Parágrafo único - Nas habilitações, deverão ser comprovados critérios e
requisitos estabelecidos em Edital.
Art. 7° - As sessões serão realizadas nas dependências da Prefeitura ou em
ambiente virtual de livre acesso, desde que, previsto no Edital.
Parágrafo único - O quórum mínimo para a instalação das sessões da Câmara
de Conciliação de Precatórios e para deliberação acerca das propostas de acordo será
de 2/3 (dois terços) de seus membros.
Art. 8° - Concluída a sessão, os integrantes da Câmara de Conciliação de
Precatórios indicarão as propostas habilitadas, conforme os prazos e critérios
previstos no Edital.
§ 1° - O resultado será publicado na Imprensa Oficial do Município ou em
meio virtual previsto no Edital.
§ 2° - O acordo individual poderá não produzir efeitos se constatadas
irregularidades relativas à legitimidade do habilitante ou a outros pressupostos
essenciais ligados ao respectivo crédito.
§ 3° - As impugnações ou reclamações à recusa de habilitação ou
indeferimento da proposta serão resolvidas pela Câmara de Conciliação de
Precatórios, nos prazos estipulados no Edital.
§ 4° - A propositura de medida judicial contra a inabilitação ou em face da
proclamação do resultado da sessão não impedirá a formalização dos acordos e a
respectiva submissão ao Tribunal, ressalvada decisão judicial em sentido contrário.
§ 5° - A minuta de acordo será disponibilizada como Anexo do Edital e deverá
ser protocolizada em 3 (três) vias de igual teor devidamente assinadas e
acompanhadas da documentação pertinente.
Art. 9° - Após a conclusão dos trabalhos, o resultado da sessão de conciliação4será submetido ao Tribunal competente, para as providências necessárias ao
pagamento dos precatórios ou créditos individualizados.
Parágrafo único - A homologação é condição para o cumprimento das
condições avençadas no acordo.
Art. 10° - Caso o valor dos acordos supere os recursos depositados, os
respectivos pagamentos poderão ser feitos com os valores dos depósitos mensais
sucessivos.
Art. 11º - Na celebração dos acordos diretos fica autorizado o abatimento, a
título de compensação, do valor líquido a receber correspondente a débito tributário
ou não tributário, inscrito ou não em dívida ativa e constituído contra o credor original
do precatório, incluídas parcelas vincendas de parcelamentos, ressalvados aqueles
cuja exigibilidade esteja suspensa nos termos da legislação em vigor.

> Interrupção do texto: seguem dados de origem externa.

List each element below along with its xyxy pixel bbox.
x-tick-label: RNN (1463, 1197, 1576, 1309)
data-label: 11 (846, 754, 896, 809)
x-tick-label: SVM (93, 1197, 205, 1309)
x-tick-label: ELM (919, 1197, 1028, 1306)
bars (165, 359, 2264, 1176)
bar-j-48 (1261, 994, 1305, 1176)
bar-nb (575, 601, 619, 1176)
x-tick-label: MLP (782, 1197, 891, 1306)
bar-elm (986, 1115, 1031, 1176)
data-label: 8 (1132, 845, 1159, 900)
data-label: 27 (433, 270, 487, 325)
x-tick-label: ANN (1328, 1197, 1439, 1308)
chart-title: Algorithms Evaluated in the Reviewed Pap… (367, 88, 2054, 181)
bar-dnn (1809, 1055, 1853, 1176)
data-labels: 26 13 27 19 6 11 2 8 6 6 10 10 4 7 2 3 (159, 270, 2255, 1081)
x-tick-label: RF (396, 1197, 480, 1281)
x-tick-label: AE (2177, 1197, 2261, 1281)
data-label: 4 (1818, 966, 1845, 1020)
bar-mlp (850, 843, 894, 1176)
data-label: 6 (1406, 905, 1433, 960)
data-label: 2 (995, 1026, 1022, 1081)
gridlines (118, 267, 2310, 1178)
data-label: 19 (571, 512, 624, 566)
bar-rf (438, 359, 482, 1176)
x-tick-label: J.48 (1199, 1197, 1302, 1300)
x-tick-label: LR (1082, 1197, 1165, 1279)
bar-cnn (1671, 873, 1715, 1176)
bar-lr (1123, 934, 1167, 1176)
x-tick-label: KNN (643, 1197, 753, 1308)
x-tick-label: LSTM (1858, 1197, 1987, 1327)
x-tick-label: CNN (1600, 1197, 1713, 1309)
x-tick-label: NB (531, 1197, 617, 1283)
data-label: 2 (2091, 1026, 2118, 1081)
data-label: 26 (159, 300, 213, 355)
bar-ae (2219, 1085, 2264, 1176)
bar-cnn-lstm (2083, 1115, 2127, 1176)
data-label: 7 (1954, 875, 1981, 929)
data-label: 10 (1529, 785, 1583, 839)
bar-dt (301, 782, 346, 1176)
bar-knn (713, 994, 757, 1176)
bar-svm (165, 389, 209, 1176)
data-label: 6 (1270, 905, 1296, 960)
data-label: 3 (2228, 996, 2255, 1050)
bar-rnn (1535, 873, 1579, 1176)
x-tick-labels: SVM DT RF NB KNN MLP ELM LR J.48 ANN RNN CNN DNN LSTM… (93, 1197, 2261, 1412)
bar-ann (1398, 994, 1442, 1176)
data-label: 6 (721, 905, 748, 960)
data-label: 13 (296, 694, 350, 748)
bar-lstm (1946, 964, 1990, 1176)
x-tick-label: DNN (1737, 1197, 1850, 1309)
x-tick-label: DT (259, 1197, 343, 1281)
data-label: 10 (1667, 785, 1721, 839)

Parágrafo único - O termo do acordo deverá conter cláusula estabelecendo a
confissão de dívida e a renúncia expressa e irretratável de eventuais direitos
discutidos em juízo ou administrativamente, inclusive sobre os critérios de apuração
do valor devido e eventual saldo remanescente.
Art. 12º - É facultado ao Município de Queluz aderir a juizados ou câmaras
de conciliação para pagamento de precatórios, na hipótese de serem instituídas pelo
Tribunal de Justiça do Estado de São Paulo ou pelo Tribunal Regional do Trabalho
da 15ª Região, observando-se as disposições desta Lei.
Art. 13° - Esta Lei entra em vigor na data de sua publicação, revogando-se as
disposições em contrário, em especial a Lei Ordinária Municipal nº 527, de 06 de
julho de 2011.
Queluz, 03 de outubro de 2023.
Laurindo Joaquim da Silva Garcez
Prefeito de Queluz
Publicada e Registrada nesta Secretaria. Data supra.